📖 Introduction
Body Mass Index (BMI) is a quick and widely used screening tool that relates an individual’s weight to their height, providing a numerical estimate of body fat.
Although originally designed for population-level epidemiology by Adolphe Quetelet in the 19th century, it remains a key measure in modern clinical practice and public health.
It is especially useful for flagging those at risk of undernutrition, overweight, or obesity, all of which carry significant health implications.
🧮 Calculation and Classification
BMI is calculated using the standard formula:
BMI = Weight (kg) / [Height (m)]2
For adults, BMI is classified into categories (WHO/NICE):
- ⚠️ Underweight: <18.5
- ✅ Normal weight: 18.5 – 24.9
- ⚠️ Overweight: 25 – 29.9
- ⬆️ Obesity Class I: 30 – 34.9
- ⬆️ Obesity Class II: 35 – 39.9
- 🚨 Obesity Class III (Morbid obesity): ≥40
🏥 Clinical Significance
- 📊 Screening tool: Provides a rapid overview of nutritional status in both undernutrition and obesity.
- ❤️ Risk stratification: Higher BMI is associated with increased risk of type 2 diabetes, hypertension, cardiovascular disease, stroke, and some cancers.
- 🧩 Monitoring: Useful for following weight changes over time, particularly in patients on weight management programmes or nutritional support.
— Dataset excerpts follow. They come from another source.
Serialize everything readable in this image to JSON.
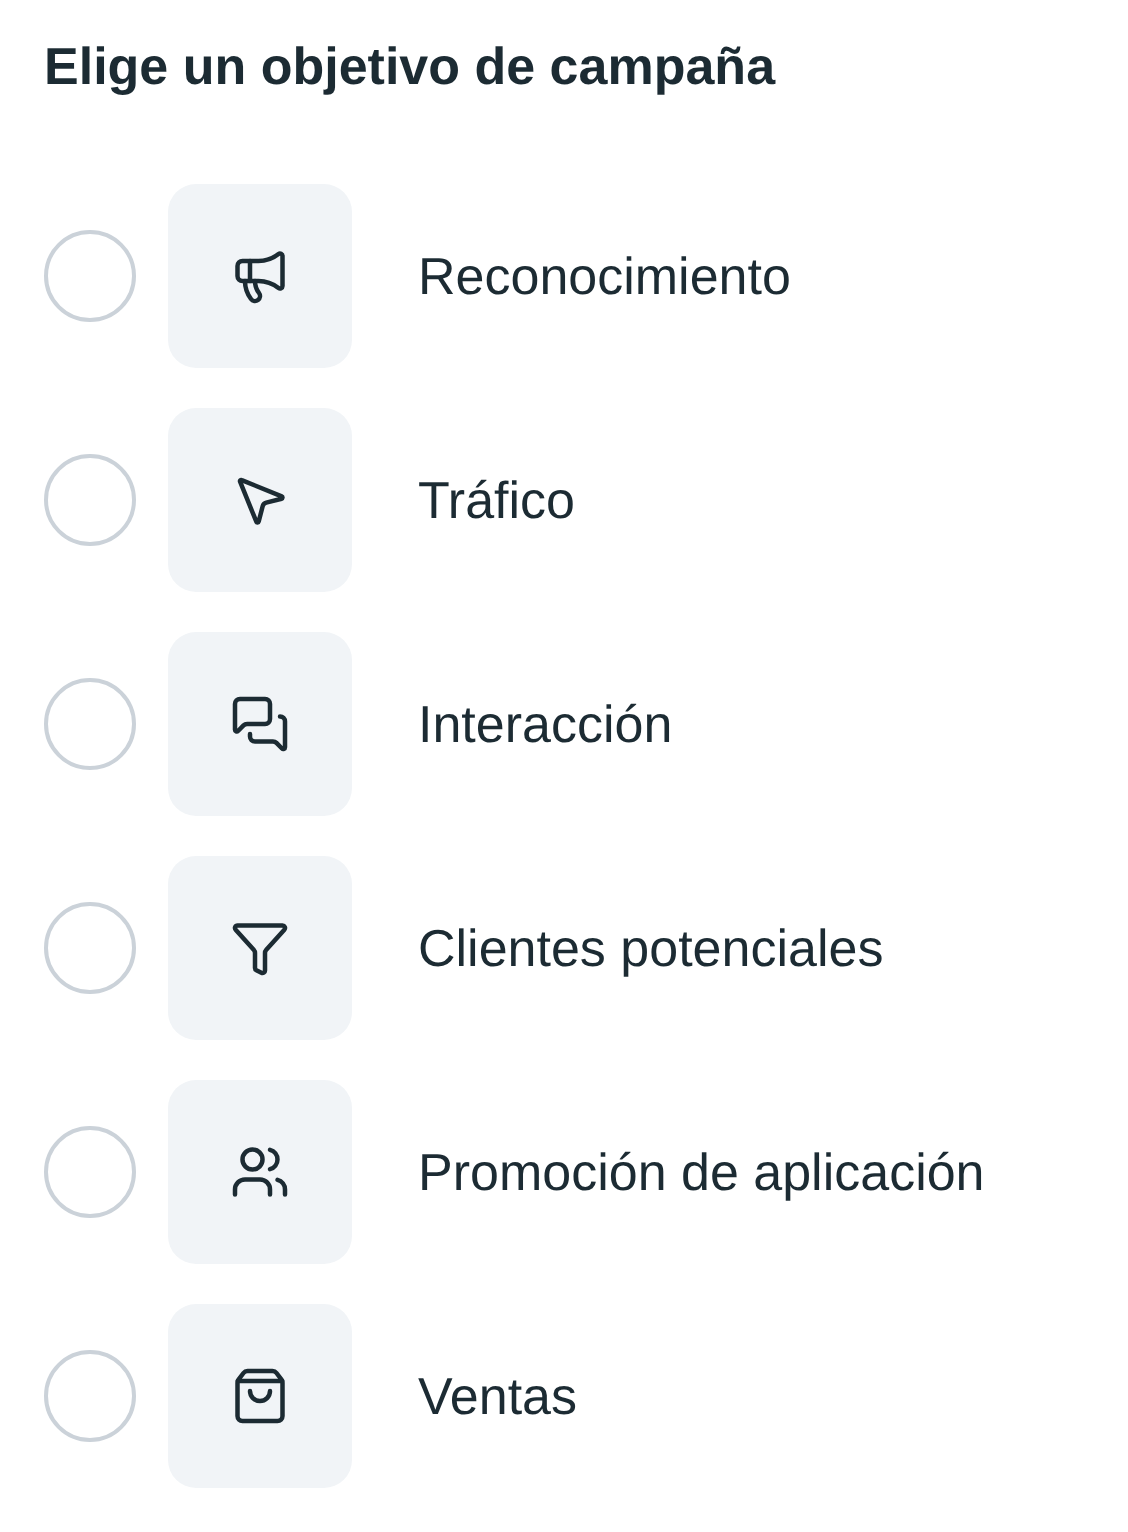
{
  "title": "Elige un objetivo de campaña",
  "objectives": [
    {
      "kind": "awareness",
      "label": "Reconocimiento",
      "selected": false
    },
    {
      "kind": "traffic",
      "label": "Tráfico",
      "selected": false
    },
    {
      "kind": "engagement",
      "label": "Interacción",
      "selected": false
    },
    {
      "kind": "leads",
      "label": "Clientes potenciales",
      "selected": false
    },
    {
      "kind": "app",
      "label": "Promoción de aplicación",
      "selected": false
    },
    {
      "kind": "sales",
      "label": "Ventas",
      "selected": false
    }
  ]
}
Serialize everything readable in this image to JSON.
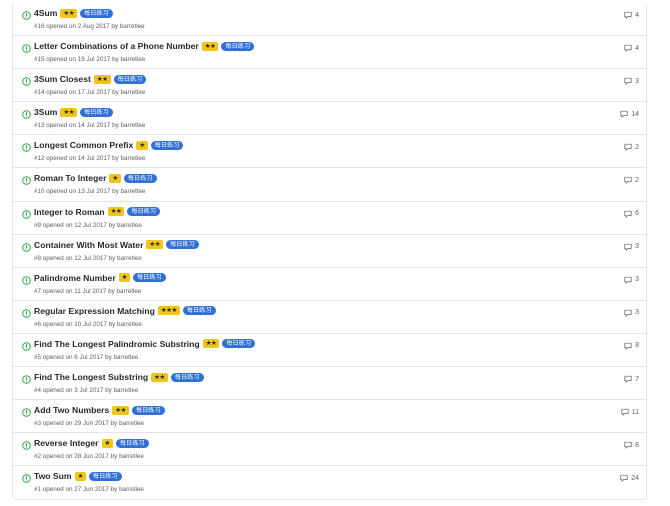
{
  "colors": {
    "open_icon": "#28a745",
    "stars_bg": "#f0c419",
    "tag_bg": "#2f6fd6",
    "title": "#24292e",
    "meta": "#586069",
    "border": "#e1e4e8"
  },
  "icons": {
    "status": "issue-opened-icon",
    "comments": "comment-icon"
  },
  "issues": [
    {
      "title": "4Sum",
      "stars": "★★",
      "tag": "每日练习",
      "meta": "#16 opened on 2 Aug 2017 by barretlee",
      "comments": "4"
    },
    {
      "title": "Letter Combinations of a Phone Number",
      "stars": "★★",
      "tag": "每日练习",
      "meta": "#15 opened on 19 Jul 2017 by barretlee",
      "comments": "4"
    },
    {
      "title": "3Sum Closest",
      "stars": "★★",
      "tag": "每日练习",
      "meta": "#14 opened on 17 Jul 2017 by barretlee",
      "comments": "3"
    },
    {
      "title": "3Sum",
      "stars": "★★",
      "tag": "每日练习",
      "meta": "#13 opened on 14 Jul 2017 by barretlee",
      "comments": "14"
    },
    {
      "title": "Longest Common Prefix",
      "stars": "★",
      "tag": "每日练习",
      "meta": "#12 opened on 14 Jul 2017 by barretlee",
      "comments": "2"
    },
    {
      "title": "Roman To Integer",
      "stars": "★",
      "tag": "每日练习",
      "meta": "#10 opened on 13 Jul 2017 by barretlee",
      "comments": "2"
    },
    {
      "title": "Integer to Roman",
      "stars": "★★",
      "tag": "每日练习",
      "meta": "#9 opened on 12 Jul 2017 by barretlee",
      "comments": "6"
    },
    {
      "title": "Container With Most Water",
      "stars": "★★",
      "tag": "每日练习",
      "meta": "#8 opened on 12 Jul 2017 by barretlee",
      "comments": "3"
    },
    {
      "title": "Palindrome Number",
      "stars": "★",
      "tag": "每日练习",
      "meta": "#7 opened on 11 Jul 2017 by barretlee",
      "comments": "3"
    },
    {
      "title": "Regular Expression Matching",
      "stars": "★★★",
      "tag": "每日练习",
      "meta": "#6 opened on 10 Jul 2017 by barretlee",
      "comments": "3"
    },
    {
      "title": "Find The Longest Palindromic Substring",
      "stars": "★★",
      "tag": "每日练习",
      "meta": "#5 opened on 6 Jul 2017 by barretlee",
      "comments": "8"
    },
    {
      "title": "Find The Longest Substring",
      "stars": "★★",
      "tag": "每日练习",
      "meta": "#4 opened on 3 Jul 2017 by barretlee",
      "comments": "7"
    },
    {
      "title": "Add Two Numbers",
      "stars": "★★",
      "tag": "每日练习",
      "meta": "#3 opened on 29 Jun 2017 by barretlee",
      "comments": "11"
    },
    {
      "title": "Reverse Integer",
      "stars": "★",
      "tag": "每日练习",
      "meta": "#2 opened on 28 Jun 2017 by barretlee",
      "comments": "8"
    },
    {
      "title": "Two Sum",
      "stars": "★",
      "tag": "每日练习",
      "meta": "#1 opened on 27 Jun 2017 by barretlee",
      "comments": "24"
    }
  ]
}
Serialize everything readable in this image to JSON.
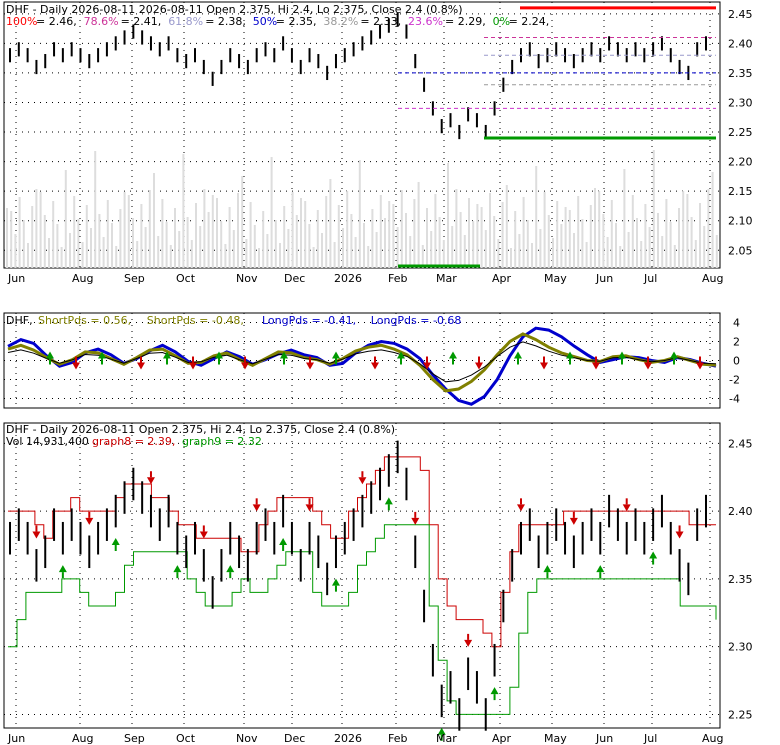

- 👶 Paediatrics: In children, BMI must be plotted against age- and sex-specific centile charts (UK-WHO growth charts) rather than adult cut-offs.
⚖️ Limitations of BMI
- 💪 Muscle vs fat: BMI does not distinguish lean mass from fat mass, so muscular individuals may appear “overweight.”
- 🧍 Fat distribution: Central obesity (visceral fat) carries more cardiometabolic risk than peripheral fat, but BMI alone cannot capture this.
- 🧓 Age & sex: Elderly patients may have sarcopenia (muscle loss) despite a “normal” BMI. Women generally have higher body fat at the same BMI than men.
- 🌍 Ethnic variation: In South Asian and Chinese populations, health risks occur at lower BMI thresholds → NICE advises using 23 kg/m² as the overweight threshold for these groups.
📌 Alternative / Complementary Measures
- Waist Circumference (WC): Better predictor of central obesity and metabolic syndrome risk.
→ Risk increased if WC >94 cm (men) or >80 cm (women).
- Waist-to-Height Ratio: >0.5 suggests increased cardiometabolic risk.
- Body Fat %: Measured by bioelectrical impedance or DEXA scanning, gives more accurate assessment of adiposity.
- Clinical context: Combine BMI with blood pressure, lipids, HbA1c, and lifestyle assessment.
🧭 Conclusion
BMI remains a simple, cost-effective, first-line screening tool for assessing nutritional status.
However, it should never be used in isolation. Interpreting BMI alongside waist circumference, comorbidities, and demographic factors provides a more accurate picture of health risk.
In UK practice, NICE and Public Health England recommend combining BMI with waist measures to guide interventions in obesity and metabolic risk.